С того времени я стал грустным наблюдателем хода «лихой болести». Иногда мне приходило на мысль попробовать избавить их, хотя на время, силою от дьявольского обаяния, заперев двери в минуту отъезда, или броситься к знаменитейшим врачам и, возбудив сначала любопытство, а потом участие, умолять о помощи несчастным страдальцам; но это значило бы поссориться с ними навек, потому что они не теряли рассудка, и когда не было в помине прогулок, то это были те же «зимние Зуровы», то есть те же любезные и добрые, как и зимой.
Не стану утомлять читателя изображением всех разнообразных оттенков и отдельных случаев «лихой болести»: в рассказе моего приятеля Тяжеленки, который я передал почти без перемены, заключается общее понятие об этой болезни, а мне остается только прибавить, для большей ясности и достоверности, описание одной или двух поездок, наиболее обличающих болезненное состояние духа моих знакомых.
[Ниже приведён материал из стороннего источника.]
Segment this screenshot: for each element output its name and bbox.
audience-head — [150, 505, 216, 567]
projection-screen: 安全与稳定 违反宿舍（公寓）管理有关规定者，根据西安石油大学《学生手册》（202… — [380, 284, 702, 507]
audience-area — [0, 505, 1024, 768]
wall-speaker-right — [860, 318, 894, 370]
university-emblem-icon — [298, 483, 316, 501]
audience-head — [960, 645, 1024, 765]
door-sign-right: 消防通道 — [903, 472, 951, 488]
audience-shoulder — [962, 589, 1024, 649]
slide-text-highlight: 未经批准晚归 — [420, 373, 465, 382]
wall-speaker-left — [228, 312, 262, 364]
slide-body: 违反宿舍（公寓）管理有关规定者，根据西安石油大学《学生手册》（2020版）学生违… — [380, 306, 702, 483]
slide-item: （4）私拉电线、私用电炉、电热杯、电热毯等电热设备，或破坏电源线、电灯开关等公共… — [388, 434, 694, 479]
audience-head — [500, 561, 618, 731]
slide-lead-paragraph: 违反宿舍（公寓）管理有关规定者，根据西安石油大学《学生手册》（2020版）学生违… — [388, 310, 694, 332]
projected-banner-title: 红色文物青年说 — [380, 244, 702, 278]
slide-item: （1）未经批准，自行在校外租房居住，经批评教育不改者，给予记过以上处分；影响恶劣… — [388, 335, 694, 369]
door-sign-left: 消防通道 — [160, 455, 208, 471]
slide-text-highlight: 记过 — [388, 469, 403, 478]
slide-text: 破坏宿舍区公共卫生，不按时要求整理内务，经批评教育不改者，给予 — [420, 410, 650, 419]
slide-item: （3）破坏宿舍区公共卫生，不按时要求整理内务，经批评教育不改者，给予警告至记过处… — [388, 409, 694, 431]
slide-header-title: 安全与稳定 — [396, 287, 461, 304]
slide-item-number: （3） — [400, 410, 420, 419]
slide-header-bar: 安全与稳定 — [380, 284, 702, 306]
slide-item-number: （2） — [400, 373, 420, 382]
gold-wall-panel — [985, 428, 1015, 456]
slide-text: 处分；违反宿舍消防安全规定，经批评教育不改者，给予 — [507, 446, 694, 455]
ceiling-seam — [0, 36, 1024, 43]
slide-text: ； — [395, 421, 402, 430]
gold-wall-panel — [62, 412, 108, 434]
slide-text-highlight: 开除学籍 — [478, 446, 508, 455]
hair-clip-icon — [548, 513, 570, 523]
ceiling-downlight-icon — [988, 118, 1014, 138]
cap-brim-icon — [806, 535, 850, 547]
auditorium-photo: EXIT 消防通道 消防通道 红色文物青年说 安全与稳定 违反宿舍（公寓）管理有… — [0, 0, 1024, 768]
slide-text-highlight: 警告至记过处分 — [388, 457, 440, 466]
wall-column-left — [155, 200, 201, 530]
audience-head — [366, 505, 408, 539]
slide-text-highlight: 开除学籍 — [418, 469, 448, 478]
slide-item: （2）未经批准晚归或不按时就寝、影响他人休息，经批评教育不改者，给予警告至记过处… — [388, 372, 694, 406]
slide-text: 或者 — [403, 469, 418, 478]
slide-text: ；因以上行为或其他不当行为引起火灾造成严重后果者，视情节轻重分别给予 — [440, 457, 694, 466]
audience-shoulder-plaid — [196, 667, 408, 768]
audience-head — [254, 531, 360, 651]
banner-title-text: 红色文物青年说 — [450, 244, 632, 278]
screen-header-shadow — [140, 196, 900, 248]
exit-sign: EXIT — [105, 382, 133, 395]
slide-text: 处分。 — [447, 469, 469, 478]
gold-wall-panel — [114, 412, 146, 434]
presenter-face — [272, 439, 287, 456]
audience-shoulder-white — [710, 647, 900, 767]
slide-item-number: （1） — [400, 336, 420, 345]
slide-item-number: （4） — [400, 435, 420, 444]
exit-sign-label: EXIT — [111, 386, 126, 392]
Каждая из них непременно отличалась каким-нибудь особенным приключением: то ломалась ось, коляска опрокидывалась набок, и оттуда, как из рога изобилия, сыпались разные предметы в чудеснейшем беспорядке кастрюльки, яйца, жаркое, мужчины, самовар, чашки, трости, галоши, дамы, крендели, зонтики, ножи, ложки; то многодневный дождь и усталость заставляли искать убежища в хижине, которая тоже превращалась в любопытную сцену по своему разнообразию, — теляты, ребятишки, голые лавки, черные стены, русские и чухонские мужчины, тараканы, сковороды, тарелки, русские и чухонские дамы, салопы, плащи, армяки, дамские шляпки и лапти без приготовления разыгрывали разнохарактерный дивертисмент. Кроме общего, большого случая происходили частные и мелкие: то кто-нибудь из детей падал в воду, то Зинаида Михайловна ошибкою обмакивала стройную ножку в тинистую канаву… Но можно ли пересказать всё, что случалось во время этих набегов на поля и леса; да и могло ли быть иначе, когда несчастные сами стремились навстречу всем неудобствам? Так, помню я, однажды утром, когда погода была еще изрядная, мы согласились в тот же день после обеда ехать в Стрельну, осмотреть тамошний дворец и сад. Во время обеда свинцовая туча покрыла небо, вдали перекатывался гром; наконец ближе, ближе, и полился страшный дождь. Я было обрадовался, думая, что без всякого сомнения прогулка будет отложена, тем более что крупный дождь превратился в мелкий и продолжительный; но напрасно я радовался: часов в пять подъехало ко крыльцу несколько наемных экипажей.
— Что это значит?
— Как что? а в Стрельну? — воскликнули все.